PORTLAND, Ore. (KOIN) — Currently, Oregon ranks at the bottom for mental and behavioral health access. But change could be on the horizon in the near future.

New legislation kicking in at the start of next year is expected to help the state turn a corner and get more people access to mental health services.

Many people have struggled to get critical mental health care in Oregon, simply because there are not enough mental healthcare workers to treat them. The legislation going into effect aims at addressing the workforce shortage by improving wages.

House Bill 5202 offers staff who care for Medicaid and Oregon Health Plan patients a permanent 30% increase in rates and pay codes in the new year. The federal government recently approved this increase. The bill also ensures ongoing funding for behavioral health in Oregon.

“The mental and behavioral health crisis is affecting every community in Oregon. If we haven’t been personally impacted, we all know someone who has,” said Representative Tawna Sanchez (D-North and Northeast Portland), Co-Chair of the Joint Ways and Means Committee. “Paying providers what they deserve is a major step in the right direction and I look forward to ensuring we continue these efforts to expand access to care.”
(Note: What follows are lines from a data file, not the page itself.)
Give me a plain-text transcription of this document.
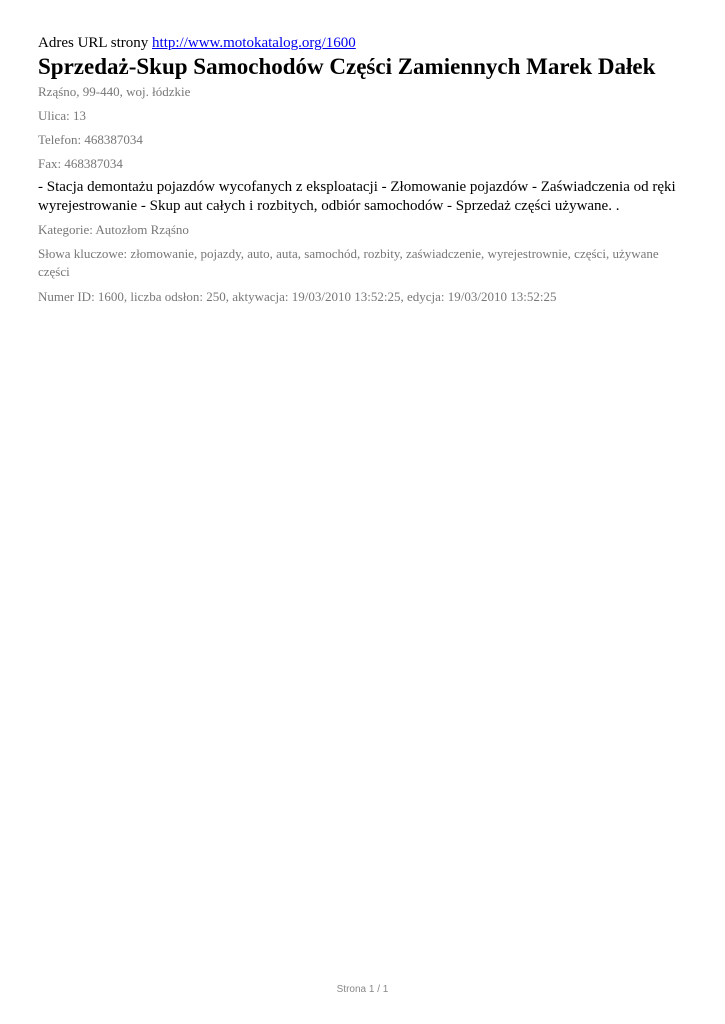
Adres URL strony http://www.motokatalog.org/1600
Sprzedaż-Skup Samochodów Części Zamiennych Marek Dałek

Rząśno, 99-440, woj. łódzkie

Ulica: 13

Telefon: 468387034

Fax: 468387034

- Stacja demontażu pojazdów wycofanych z eksploatacji - Złomowanie pojazdów - Zaświadczenia od ręki wyrejestrowanie - Skup aut całych i rozbitych, odbiór samochodów - Sprzedaż części używane. .

Kategorie: Autozłom Rząśno

Słowa kluczowe: złomowanie, pojazdy, auto, auta, samochód, rozbity, zaświadczenie, wyrejestrownie, części, używane części

Numer ID: 1600, liczba odsłon: 250, aktywacja: 19/03/2010 13:52:25, edycja: 19/03/2010 13:52:25

Strona 1 / 1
Rep. Rob Nosse (D-Portland) chairs the house interim committee on behavioral health. He says this change is helping local mental health centers go from paying therapists $45,000 to $60,000 per year.

“This is a really big deal,” said Nosse. “Ideally, we finally start to get people better pay and then make it attractive to do this work. They stick with the job — and then when people start calling 311, we’ve got people that we can deploy, people who are trained and then we’ll have spaces and places for those folks to go.”

With 1.3 million Oregonians on Medicaid, leaders hope this change will help turn a new leaf on a long, underfunded issue.

“Portlanders and residents of Multnomah County and other parts of the state that are experiencing people dealing with mental health challenges will start to see some progress,” Nosse said.

The House Bill appropriates more than $42 million of state money to better fund mental and behavioral health every year — which will be matched by $100 million in federal funding annually.

Leaders of OHA think Oregonians will start seeing benefits from this investment within the next year. However, it’s unknown when the state will be able to get out of crisis mode regarding mental health.